Saturday, November 26, 2005
New Gold Dream
New Gold Dream is one of those heady synthesizer-drenched creations that seem to define that particular time, drawing very heavily from Roxy Music (who were undergoing a career renaissance of their own at the time), but with help from Jim Kerr's overactive vocals, the very densely layered mix plus a set of strongly melodic and funk-based songs, this record really has stood the test of time. My favorite tune remains the sublime title cut, with its driving bubbling synthesizer rhythm and beautifully placed synthesizer and guitar embelishments.
The track played like a wash of warm water from some underappreciated part of my past, refreshing and regrounding me. Sometimes you need to do this.
The Wayward
No matter how much you read and read about music, you gain no real understanding of it without listening. Just how forcefully that truth applies is demonstrated most clearly by actually listening to Harry Partch’s music, as opposed to reading about it or, indeed, reading Partch’s own Genesis Of A Music[1].
The Wayward[2] consists of four settings of scraps of stories, letters, fragments of speech and exclamations all derived from observations Partch himself made during his Depression-era nomadic hobo life. The first piece, Barstow, consists of “Eight Hitchiker Inscriptions from a Highway Railing at Barstow, California”. The second, San Francisco, is “A Setting of the Cries of Two Newsboys on a Foggy Night in the Twenties”. The third, The Letter, is “A Depression Message from a Hobo Friend”. The fourth, and by far the longest piece, is U.S. Highball, “A Musical Account Of a Transcontinental Hobo Trip”.
All these pieces are for bass and baritone or baritone alone. The instrumentation is entirely of Partch’s creation – the chromelodeon I, kithara, diamond, bass and bamboo marimbas, cloud chamber bowls and other instruments feature in one or more of the pieces. For U.S. Highball, Partch built the bloboy, a bellows, auto horn and organ pipe contraption designed to replicate – very effectively - the horn sound of a train. Scaled to Partch’s 43-tone per octave series, these intruments produce a wonderfully rich palette of sound. A palette that sounds far closer to an Eastern percussive orchestration – such as the Javanese Gamelin orchstra – than any conventional Western small orchestra. Still some of the instrumental passages, such as the cello glissandi in San Francisco, are eerily reminiscent of other 20th century works that play with glissandi, texture and tone color even as they adhere to the conventional 12-tones to the octave. In this particular case Ravel’s L’enfant et les Sortileges comes to mind.

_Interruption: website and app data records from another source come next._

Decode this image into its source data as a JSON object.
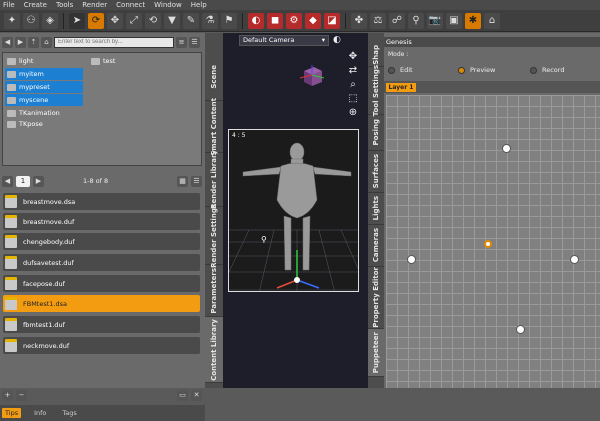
{
  "menu": [
    "File",
    "Create",
    "Tools",
    "Render",
    "Connect",
    "Window",
    "Help"
  ],
  "toolbar_icons": [
    "new-scene-icon",
    "figure-icon",
    "node-icon",
    "rotate-icon",
    "universal-icon",
    "scale-icon",
    "geometry-icon",
    "transform-icon",
    "joint-icon",
    "paint-icon",
    "spot-render-icon",
    "render-icon",
    "render-settings-icon",
    "iray-icon",
    "save-icon",
    "mannequin-icon",
    "camera-icon",
    "screenshot-icon",
    "tip-icon",
    "help-icon"
  ],
  "left": {
    "search_placeholder": "Enter text to search by...",
    "folders_left": [
      {
        "label": "light",
        "selected": false
      },
      {
        "label": "myitem",
        "selected": true
      },
      {
        "label": "mypreset",
        "selected": true
      },
      {
        "label": "myscene",
        "selected": true
      },
      {
        "label": "TKanimation",
        "selected": false
      },
      {
        "label": "TKpose",
        "selected": false
      }
    ],
    "folders_right": [
      {
        "label": "test"
      }
    ],
    "page": "1",
    "page_count": "1-8 of 8",
    "files": [
      {
        "label": "breastmove.dsa",
        "selected": false
      },
      {
        "label": "breastmove.duf",
        "selected": false
      },
      {
        "label": "chengebody.duf",
        "selected": false
      },
      {
        "label": "dufsavetest.duf",
        "selected": false
      },
      {
        "label": "facepose.duf",
        "selected": false
      },
      {
        "label": "FBMtest1.dsa",
        "selected": true
      },
      {
        "label": "fbmtest1.duf",
        "selected": false
      },
      {
        "label": "neckmove.duf",
        "selected": false
      }
    ],
    "bottom_tabs": [
      "Tips",
      "Info",
      "Tags"
    ],
    "side_tabs": [
      "Scene",
      "Smart Content",
      "Render Library",
      "Render Settings",
      "Parameters",
      "Content Library"
    ]
  },
  "viewport": {
    "camera": "Default Camera",
    "ratio": "4 : 5",
    "side_tabs": [
      "Shap",
      "Tool Settings",
      "Posing",
      "Surfaces",
      "Lights",
      "Cameras",
      "Property Editor",
      "Puppeteer"
    ]
  },
  "right": {
    "title": "Genesis",
    "mode_label": "Mode :",
    "modes": [
      {
        "label": "Edit",
        "on": false
      },
      {
        "label": "Preview",
        "on": true
      },
      {
        "label": "Record",
        "on": false
      }
    ],
    "layer": "Layer 1"
  },
  "colors": {
    "accent": "#f39c12",
    "selection": "#1d7fd1",
    "active_tool": "#b52a2a"
  }
}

But it is in the hearing that all that Partch means by Corporeality comes finally down to earth. Partch’s music surrounds, highlights, transitions, describes and embellishes the words, but the words all always right up front, quite clear even when Partch plays with the pitch and intonation. Art music this may be, but it is closer to a rough hewn country blues performance than any Schubert song. The only work I have heard before that remotely approaches this way of performing is Schoenberg’s Pierrot Lunaire with its sprechgesang – speech song – but that work lacks the immediacy and apparent lack of artifice you find with The Wayward. Still, it’s small wonder that Partch highlights Pierrot as one of the few Corporeal works in modern classical music in Genesis Of A Music.
Here, too, I can sense Montiverdi’s madrigals and elements of the Renaissance style that Partch regards as one highpoint of Corporeality in the classical music tradition. Now it is quite clear what Partch means. It is absolutely clear that to complement his words in the richest possible manner, Partch’s microtonal scale and instrumentation is entirely apt.
Listening to The Wayward clarifies Partch most wonderfully. Perhaps I should have started with this, but I put it off deliberately. I sought instead to track Partch’s thinking as he came to grips with music, and it’s been an enlightening journey.